Friday, January 23, 2009

Against Punishment - Even Nonviolent Punishment

I want to apologize that I misrepresented BrainPolice's position on punishment. I generally agree with his opinion in punishment. I view punishment as a "pragmatic measure to deter crimes that psychopaths plan to commit." While I do regard that the current statist society constantly misapplies punitive measures, I do believe, that even in anarchy, punishment must exist to deter certain crimes. I disagree that boycotts, as promoted by Stephen Molyneux (pages 118-119), stands as an effective measure to deter crime.

I disbelieve in the "indoctrination of children" and the "operant conditioning" pseudoscience promoted by the behaviorist school of psychology. In fact, I oppose punishment more than even the most radical detractors of corporal punishment. I differ from them because I do not only oppose corporal punishment, but I oppose all types of punishment inflicted on children (unless the child psychopathically committed a crime). I view punishment as an irrational act, and it suffers from agent-principle problems. Children can easily avoid being punished from their parents, just like how some drug dealers can avoid being kidnapped by the state.

I do not hold a Freudian view, as in Stephan Molyneux and Danny Shadar, that childhood experiences primarily determine the behaviors in adult life.

2 comments:

Brainpolice said...

Left libertarians did not invent those terms as pure propaganda. At best, you could say that for the thin/thick distinction, which Charles Johnson came up with, but it isn't propaganda, it is a valid distinction between treating libertarianism as something compatible with any set of values and treating it as axoimatic (Walter Block is the greatest example of this) vs. treating it as a more comprehensive bundle of values and as part of a bundle of values.

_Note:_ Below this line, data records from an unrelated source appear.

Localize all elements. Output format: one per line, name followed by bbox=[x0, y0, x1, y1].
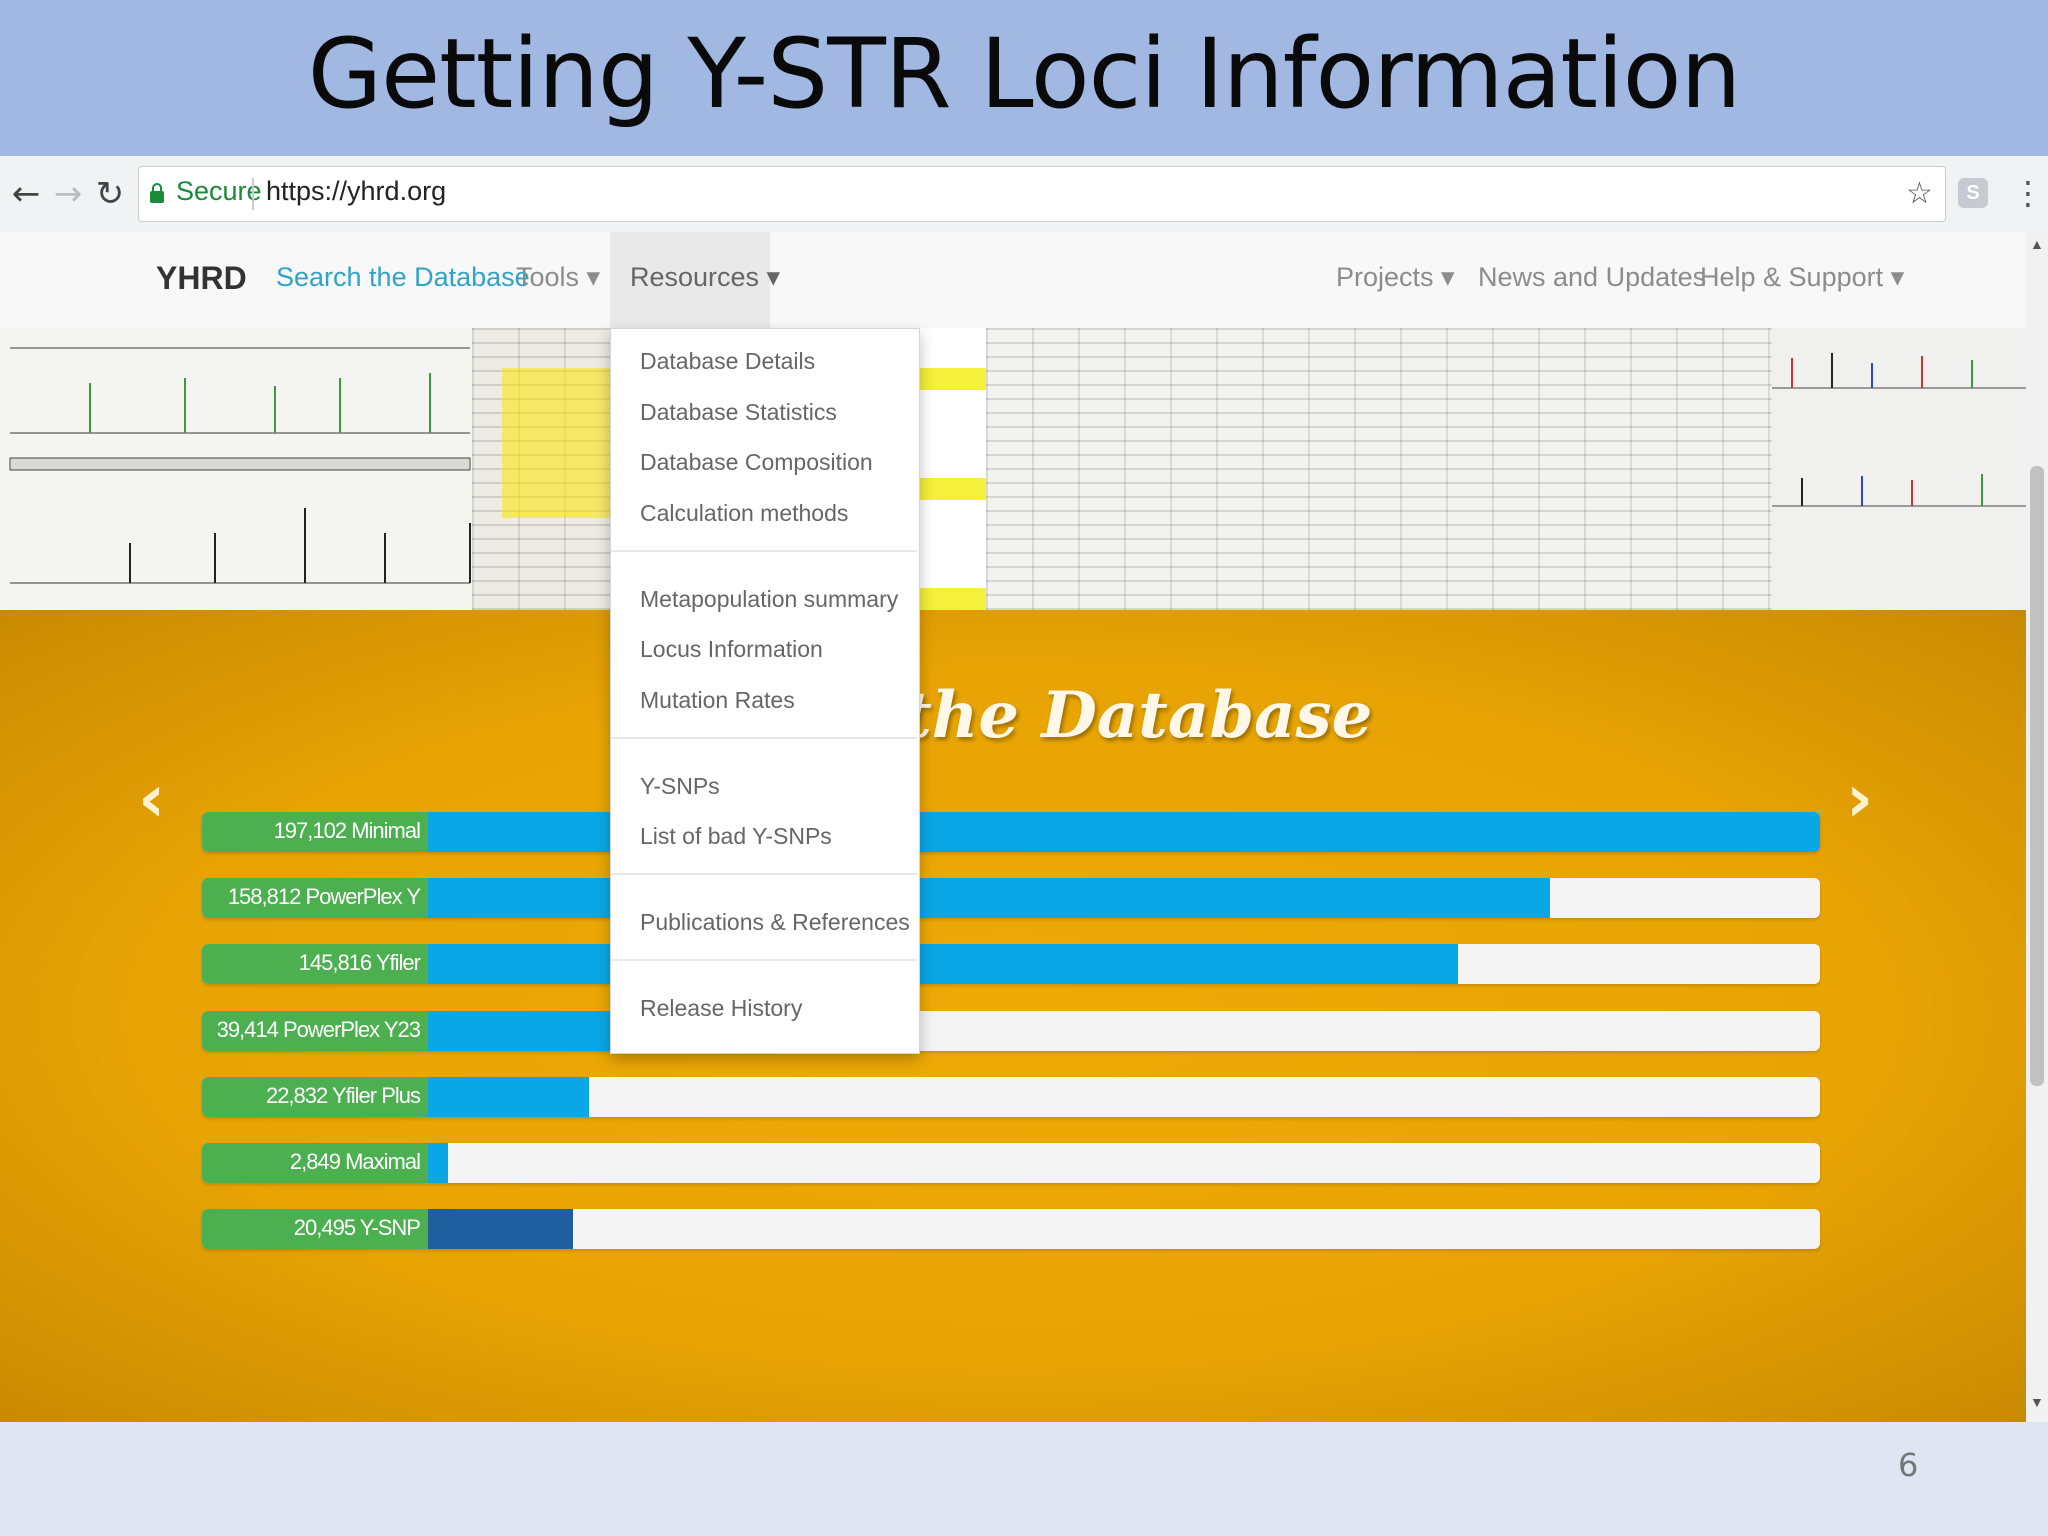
dropdown-item[interactable]: List of bad Y-SNPs bbox=[640, 823, 832, 850]
dropdown-item[interactable]: Mutation Rates bbox=[640, 687, 795, 714]
forward-arrow-icon[interactable]: → bbox=[48, 174, 88, 214]
dropdown-divider bbox=[611, 959, 917, 961]
stat-bar-row: 22,832 Yfiler Plus bbox=[202, 1077, 1820, 1117]
stat-bar-label-box: 20,495 Y-SNP bbox=[202, 1209, 428, 1249]
chevron-right-icon[interactable]: › bbox=[1846, 760, 1873, 837]
stat-bar-fill bbox=[428, 944, 1458, 984]
stat-bar-label: 2,849 Maximal bbox=[289, 1149, 421, 1174]
slide-title: Getting Y-STR Loci Information bbox=[307, 18, 1742, 130]
stat-bar-fill bbox=[428, 1143, 448, 1183]
nav-news-and-updates[interactable]: News and Updates bbox=[1478, 262, 1706, 293]
stat-bar-label-box: 2,849 Maximal bbox=[202, 1143, 428, 1183]
dropdown-item[interactable]: Database Details bbox=[640, 348, 815, 375]
scroll-up-arrow-icon[interactable]: ▲ bbox=[2030, 236, 2044, 252]
chevron-left-icon[interactable]: ‹ bbox=[138, 760, 165, 837]
star-icon[interactable]: ☆ bbox=[1906, 176, 1933, 211]
back-arrow-icon[interactable]: ← bbox=[6, 174, 46, 214]
url-text[interactable]: https://yhrd.org bbox=[266, 176, 446, 207]
brand-logo[interactable]: YHRD bbox=[156, 260, 247, 297]
dropdown-item[interactable]: Database Composition bbox=[640, 449, 873, 476]
stat-bar-label: 22,832 Yfiler Plus bbox=[265, 1083, 421, 1108]
hero-banner-image bbox=[0, 328, 2026, 610]
dropdown-divider bbox=[611, 873, 917, 875]
stat-bar-row: 39,414 PowerPlex Y23 bbox=[202, 1011, 1820, 1051]
stat-bar-label: 39,414 PowerPlex Y23 bbox=[216, 1017, 421, 1042]
dropdown-item[interactable]: Y-SNPs bbox=[640, 773, 720, 800]
dropdown-item[interactable]: Calculation methods bbox=[640, 500, 848, 527]
nav-tools[interactable]: Tools ▾ bbox=[516, 262, 600, 293]
stat-bar-row: 158,812 PowerPlex Y bbox=[202, 878, 1820, 918]
electropherogram-printout-right bbox=[1772, 328, 2026, 610]
dropdown-divider bbox=[611, 550, 917, 552]
stat-bar-label-box: 158,812 PowerPlex Y bbox=[202, 878, 428, 918]
skype-extension-icon[interactable]: S bbox=[1958, 178, 1988, 208]
stat-bar-label-box: 197,102 Minimal bbox=[202, 812, 428, 852]
dropdown-item[interactable]: Publications & References bbox=[640, 909, 910, 936]
stat-bar-row: 2,849 Maximal bbox=[202, 1143, 1820, 1183]
stat-bar-fill bbox=[428, 1077, 589, 1117]
dropdown-divider bbox=[611, 737, 917, 739]
lock-icon bbox=[150, 183, 164, 203]
nav-help-support[interactable]: Help & Support ▾ bbox=[1700, 262, 1904, 293]
secure-label: Secure bbox=[176, 176, 262, 206]
stat-bar-fill bbox=[428, 878, 1550, 918]
nav-resources[interactable]: Resources ▾ bbox=[630, 262, 780, 293]
dropdown-item[interactable]: Database Statistics bbox=[640, 399, 837, 426]
haplotype-table-printout bbox=[986, 328, 1776, 610]
stat-bar-label: 20,495 Y-SNP bbox=[293, 1215, 421, 1240]
nav-projects[interactable]: Projects ▾ bbox=[1336, 262, 1455, 293]
scroll-down-arrow-icon[interactable]: ▼ bbox=[2030, 1394, 2044, 1410]
kebab-menu-icon[interactable]: ⋮ bbox=[2012, 174, 2044, 212]
stat-bar-label-box: 22,832 Yfiler Plus bbox=[202, 1077, 428, 1117]
stat-bar-label-box: 145,816 Yfiler bbox=[202, 944, 428, 984]
stats-title: ate of the Database bbox=[675, 678, 1373, 753]
dropdown-item[interactable]: Release History bbox=[640, 995, 802, 1022]
dropdown-item[interactable]: Locus Information bbox=[640, 636, 823, 663]
dropdown-item[interactable]: Metapopulation summary bbox=[640, 586, 898, 613]
stat-bar-fill bbox=[428, 1209, 573, 1249]
electropherogram-printout bbox=[0, 328, 480, 610]
stat-bar-row: 145,816 Yfiler bbox=[202, 944, 1820, 984]
stat-bar-row: 20,495 Y-SNP bbox=[202, 1209, 1820, 1249]
stat-bar-label: 158,812 PowerPlex Y bbox=[227, 884, 421, 909]
stat-bar-row: 197,102 Minimal bbox=[202, 812, 1820, 852]
nav-search-database[interactable]: Search the Database bbox=[276, 262, 530, 293]
reload-icon[interactable]: ↻ bbox=[90, 174, 130, 214]
slide-number: 6 bbox=[1898, 1446, 1919, 1484]
stat-bar-label: 197,102 Minimal bbox=[273, 818, 421, 843]
scrollbar-thumb[interactable] bbox=[2030, 466, 2044, 1086]
stat-bar-label: 145,816 Yfiler bbox=[298, 950, 421, 975]
url-separator bbox=[252, 178, 254, 210]
allele-table-printout bbox=[472, 328, 612, 610]
stat-bar-label-box: 39,414 PowerPlex Y23 bbox=[202, 1011, 428, 1051]
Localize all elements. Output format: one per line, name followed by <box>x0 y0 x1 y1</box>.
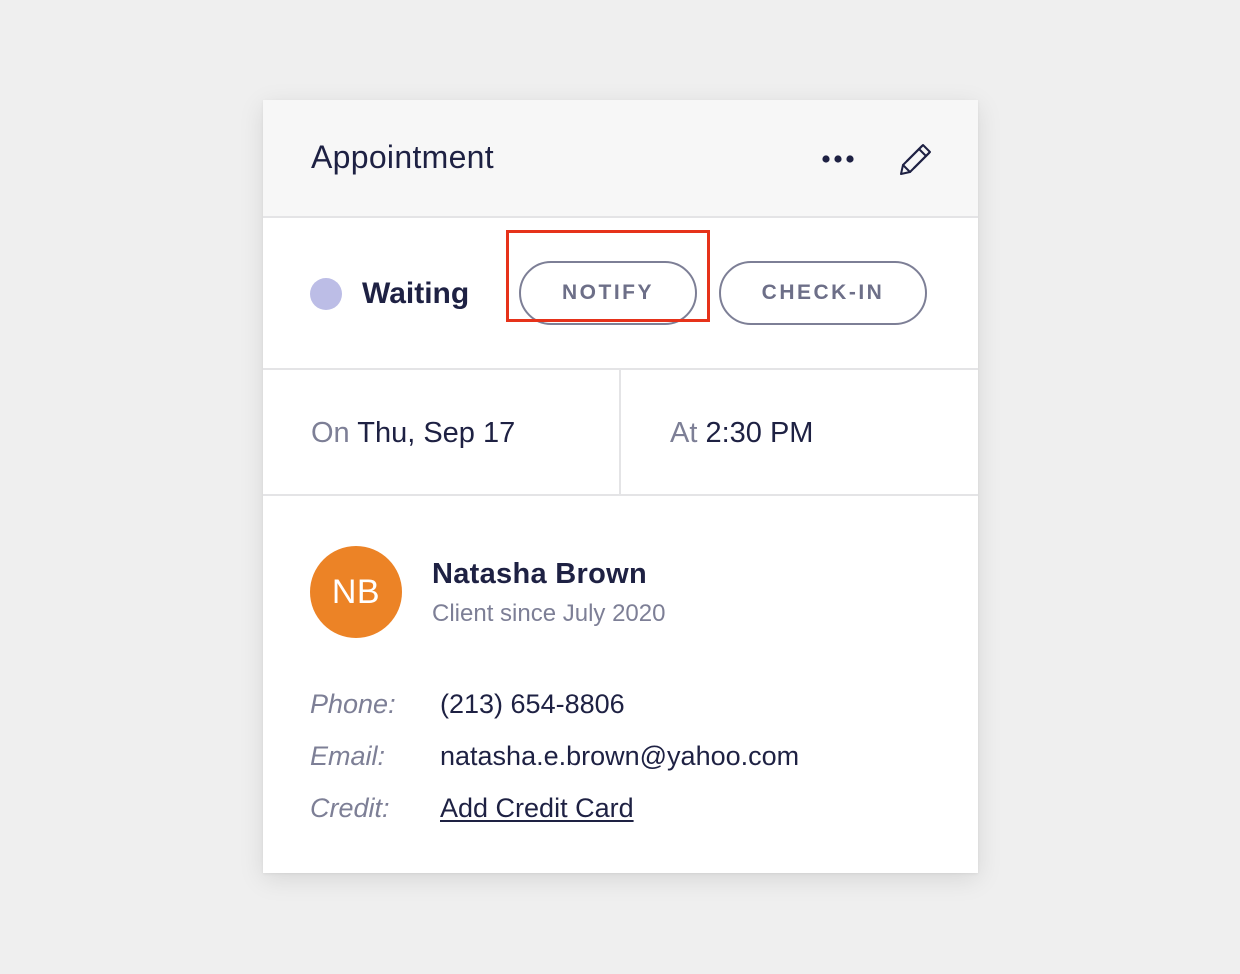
email-value: natasha.e.brown@yahoo.com <box>440 741 800 771</box>
phone-label: Phone: <box>310 689 396 719</box>
appointment-date: On Thu, Sep 17 <box>311 414 515 452</box>
card-header: Appointment <box>263 100 978 218</box>
schedule-divider <box>619 370 621 494</box>
add-credit-card-link[interactable]: Add Credit Card <box>440 790 634 826</box>
date-value: Thu, Sep 17 <box>357 417 516 449</box>
more-options-button[interactable] <box>813 144 863 174</box>
client-avatar: NB <box>310 546 402 638</box>
phone-value: (213) 654-8806 <box>440 689 625 719</box>
client-since: Client since July 2020 <box>432 600 666 627</box>
status-row: Waiting NOTIFY CHECK-IN <box>263 218 978 370</box>
email-label: Email: <box>310 741 386 771</box>
pencil-icon <box>900 144 931 175</box>
client-name[interactable]: Natasha Brown <box>432 556 647 592</box>
card-title: Appointment <box>311 139 494 175</box>
edit-button[interactable] <box>893 136 939 182</box>
appointment-time: At 2:30 PM <box>670 414 813 452</box>
credit-label: Credit: <box>310 793 390 823</box>
date-prefix: On <box>311 417 350 449</box>
status-label: Waiting <box>362 277 470 310</box>
schedule-row: On Thu, Sep 17 At 2:30 PM <box>263 370 978 496</box>
check-in-button[interactable]: CHECK-IN <box>719 261 927 325</box>
appointment-card: Appointment Waiting NOTIFY CHECK-IN On T… <box>263 100 978 873</box>
status-indicator-dot <box>310 278 342 310</box>
time-value: 2:30 PM <box>705 417 814 449</box>
time-prefix: At <box>670 417 698 449</box>
notify-button[interactable]: NOTIFY <box>519 261 697 325</box>
more-horizontal-icon <box>822 155 854 163</box>
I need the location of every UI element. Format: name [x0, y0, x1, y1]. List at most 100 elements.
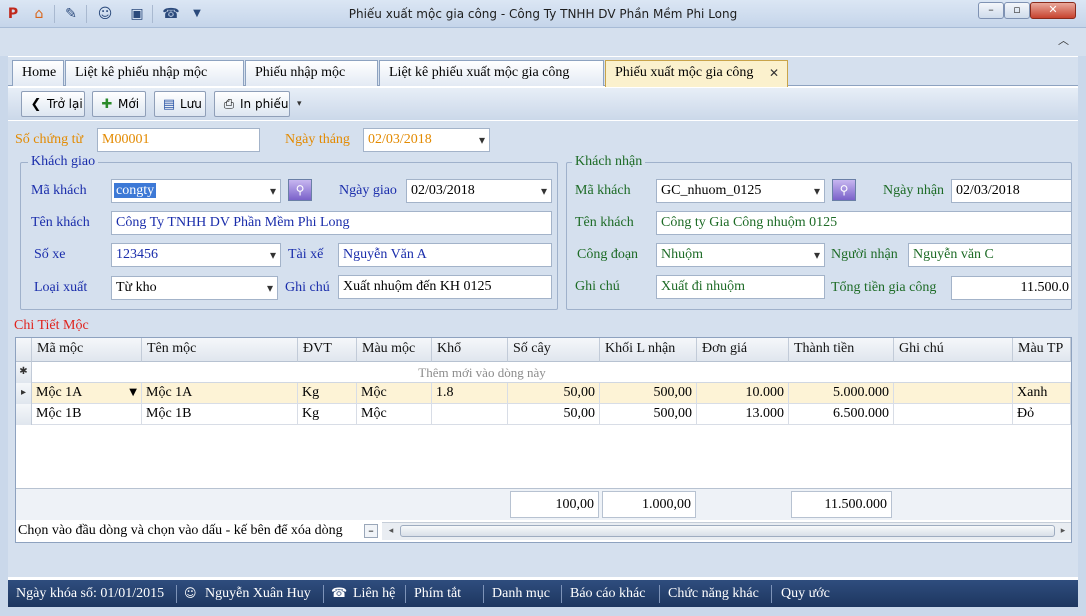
sender-search-icon[interactable]: ⚲	[288, 179, 312, 201]
cell-note[interactable]	[894, 404, 1013, 425]
cell-volume[interactable]: 500,00	[600, 383, 697, 404]
processing-total-label: Tổng tiền gia công	[831, 280, 937, 295]
cell-unit[interactable]: Kg	[298, 383, 357, 404]
cell-amount[interactable]: 5.000.000	[789, 383, 894, 404]
home-icon[interactable]: ⌂	[30, 5, 48, 23]
vehicle-combo[interactable]: 123456	[111, 243, 281, 267]
col-header[interactable]: Tên mộc	[142, 338, 298, 362]
cell-price[interactable]: 13.000	[697, 404, 789, 425]
tab-home[interactable]: Home	[12, 60, 64, 86]
cell-final-color[interactable]: Xanh	[1013, 383, 1071, 404]
contact-link[interactable]: Liên hệ	[353, 580, 395, 607]
cell-count[interactable]: 50,00	[508, 404, 600, 425]
col-header[interactable]: Đơn giá	[697, 338, 789, 362]
maximize-button[interactable]: ▫	[1004, 2, 1030, 19]
rules-menu[interactable]: Quy ước	[781, 580, 830, 607]
reports-menu[interactable]: Báo cáo khác	[570, 580, 645, 607]
cell-width[interactable]: 1.8	[432, 383, 508, 404]
voucher-number-field[interactable]: M00001	[97, 128, 260, 152]
receiver-date-picker[interactable]: 02/03/2018	[951, 179, 1072, 203]
cell-final-color[interactable]: Đỏ	[1013, 404, 1071, 425]
col-header[interactable]: ĐVT	[298, 338, 357, 362]
close-tab-icon[interactable]: ✕	[769, 61, 779, 85]
dropdown-arrow-icon[interactable]: ▼	[129, 383, 137, 403]
current-row-indicator-icon[interactable]: ▸	[16, 383, 32, 404]
sender-legend: Khách giao	[28, 154, 99, 170]
stage-combo[interactable]: Nhuộm	[656, 243, 825, 267]
cell-name[interactable]: Mộc 1B	[142, 404, 298, 425]
scroll-right-icon[interactable]: ▸	[1057, 523, 1069, 539]
sender-date-picker[interactable]: 02/03/2018	[406, 179, 552, 203]
divider	[561, 585, 562, 603]
sender-code-combo[interactable]: congty	[111, 179, 281, 203]
shortcuts-menu[interactable]: Phím tắt	[414, 580, 461, 607]
row-header[interactable]	[16, 404, 32, 425]
col-header[interactable]: Màu mộc	[357, 338, 432, 362]
new-row-hint: Thêm mới vào dòng này	[418, 365, 546, 380]
cell-code[interactable]: Mộc 1B	[32, 404, 142, 425]
sender-name-field[interactable]: Công Ty TNHH DV Phần Mềm Phi Long	[111, 211, 552, 235]
cell-unit[interactable]: Kg	[298, 404, 357, 425]
toolbar-overflow-icon[interactable]: ▾	[297, 99, 307, 115]
collapse-ribbon-icon[interactable]: ︿	[1058, 34, 1072, 48]
customize-quick-access-icon[interactable]: ▼	[188, 5, 206, 23]
col-header[interactable]: Thành tiền	[789, 338, 894, 362]
cell-text: Mộc 1A	[36, 385, 83, 400]
voucher-date-picker[interactable]: 02/03/2018	[363, 128, 490, 152]
export-type-combo[interactable]: Từ kho	[111, 276, 278, 300]
cell-count[interactable]: 50,00	[508, 383, 600, 404]
print-button[interactable]: ⎙ In phiếu	[214, 91, 290, 117]
driver-field[interactable]: Nguyễn Văn A	[338, 243, 552, 267]
minimize-button[interactable]: –	[978, 2, 1004, 19]
receiver-name-field[interactable]: Công ty Gia Công nhuộm 0125	[656, 211, 1072, 235]
voucher-date-label: Ngày tháng	[285, 132, 350, 147]
users-icon[interactable]: ☺	[96, 5, 114, 23]
tab-import-voucher[interactable]: Phiếu nhập mộc	[245, 60, 378, 86]
receiver-note-label: Ghi chú	[575, 279, 620, 294]
col-header[interactable]: Khối L nhận	[600, 338, 697, 362]
cell-amount[interactable]: 6.500.000	[789, 404, 894, 425]
cell-price[interactable]: 10.000	[697, 383, 789, 404]
cell-code[interactable]: Mộc 1A ▼	[32, 383, 142, 404]
col-header[interactable]: Khổ	[432, 338, 508, 362]
cell-name[interactable]: Mộc 1A	[142, 383, 298, 404]
col-header[interactable]: Ghi chú	[894, 338, 1013, 362]
col-header[interactable]: Mã mộc	[32, 338, 142, 362]
app-logo-icon: P	[7, 6, 19, 22]
cell-color[interactable]: Mộc	[357, 383, 432, 404]
cell-width[interactable]	[432, 404, 508, 425]
tab-import-list[interactable]: Liệt kê phiếu nhập mộc	[65, 60, 244, 86]
new-button[interactable]: ✚ Mới	[92, 91, 146, 117]
tab-export-voucher[interactable]: Phiếu xuất mộc gia công ✕	[605, 60, 788, 87]
tab-export-list[interactable]: Liệt kê phiếu xuất mộc gia công	[379, 60, 604, 86]
col-header[interactable]: Màu TP	[1013, 338, 1071, 362]
receiver-person-field[interactable]: Nguyễn văn C	[908, 243, 1072, 267]
divider	[323, 585, 324, 603]
processing-total-field[interactable]: 11.500.0	[951, 276, 1072, 300]
cell-note[interactable]	[894, 383, 1013, 404]
collapse-hint-button[interactable]: –	[364, 524, 378, 538]
user-name[interactable]: Nguyễn Xuân Huy	[205, 580, 311, 607]
video-icon[interactable]: ▣	[128, 5, 146, 23]
receiver-date-label: Ngày nhận	[883, 183, 945, 198]
grid-corner	[16, 338, 32, 362]
back-button[interactable]: ❮ Trở lại	[21, 91, 85, 117]
tab-label: Phiếu nhập mộc	[255, 65, 346, 80]
phone-icon[interactable]: ☎	[162, 5, 180, 23]
sender-note-field[interactable]: Xuất nhuộm đến KH 0125	[338, 275, 552, 299]
close-window-button[interactable]: ✕	[1030, 2, 1076, 19]
receiver-code-combo[interactable]: GC_nhuom_0125	[656, 179, 825, 203]
receiver-note-field[interactable]: Xuất đi nhuộm	[656, 275, 825, 299]
scroll-left-icon[interactable]: ◂	[385, 523, 397, 539]
receiver-search-icon[interactable]: ⚲	[832, 179, 856, 201]
scrollbar-thumb[interactable]	[400, 525, 1055, 537]
tools-icon[interactable]: ✎	[62, 5, 80, 23]
cell-volume[interactable]: 500,00	[600, 404, 697, 425]
cell-color[interactable]: Mộc	[357, 404, 432, 425]
save-button[interactable]: ▤ Lưu	[154, 91, 206, 117]
functions-menu[interactable]: Chức năng khác	[668, 580, 759, 607]
col-header[interactable]: Số cây	[508, 338, 600, 362]
printer-icon: ⎙	[223, 97, 235, 112]
phone-icon: ☎	[331, 586, 348, 601]
catalog-menu[interactable]: Danh mục	[492, 580, 550, 607]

Left libertarians did not even exclusively invent those terms. It would be ridiculous for you to deny that there have been self-proclaimed right-libertarians and conservative-libertarians in America for decades. It is likewise absurd to deny the existance of libertarian conservative fusionism - which has been the NORM of the libertarian movement in america for decades. The problem with plumb-line libertarians is that they pretend to be neutral when they aren't, most of them fall back on distinctly conservative positions.

anarcho-mercantilist said...

"At best, you could say that for the thin/thick distinction, which Charles Johnson came up with, but it isn't propaganda, it is a valid distinction between treating libertarianism as something compatible with any set of values and treating it as axoimatic"

Actually, I would have identified myself as a "thick libertarian" if the term hasn't been contaminated by the "left"-libertarians. But the term "thick libertarian" have a strong connotational association with the "left"-libertarian ideology, as a whole. The term "thick" libertarian refers just about exclusively to "left"-libertarians, that its denotation, if used more often, "thick" libertarianism might actually mean synonymous to "left"-libertarianism.

Socialism used to refer to a diverse ideology, from free market proponents to Marxists. But because socialism changed its denotation to refer to Marxism exclusively, socialism actually denotes Marxism.

The term "thick" libertarian became increasingly associated with "left"-libertarian, just like the term "socialism" became increasingly associated with Marxism. In order to ignore the "left"-libertarian association with "thick" libertarian, I must abandon the term "thick" libertarianism.

Therefore, I would abandon the thick/thin distinction and invent a new "broad/narrow" distinction, that has no connotations to "left"-libertarianism.

"The problem with plumb-line libertarians is that they pretend to be neutral when they aren't, most of them fall back on distinctly conservative positions."

Even that I reject the political spectrum, I can still identify myself as a "non-political anarcho-capitalist," "voluntaryist," "radical revolutionary anarcho-capitalist," or "agorist." The terms are neither left nor right, does not have any Fusionist implications.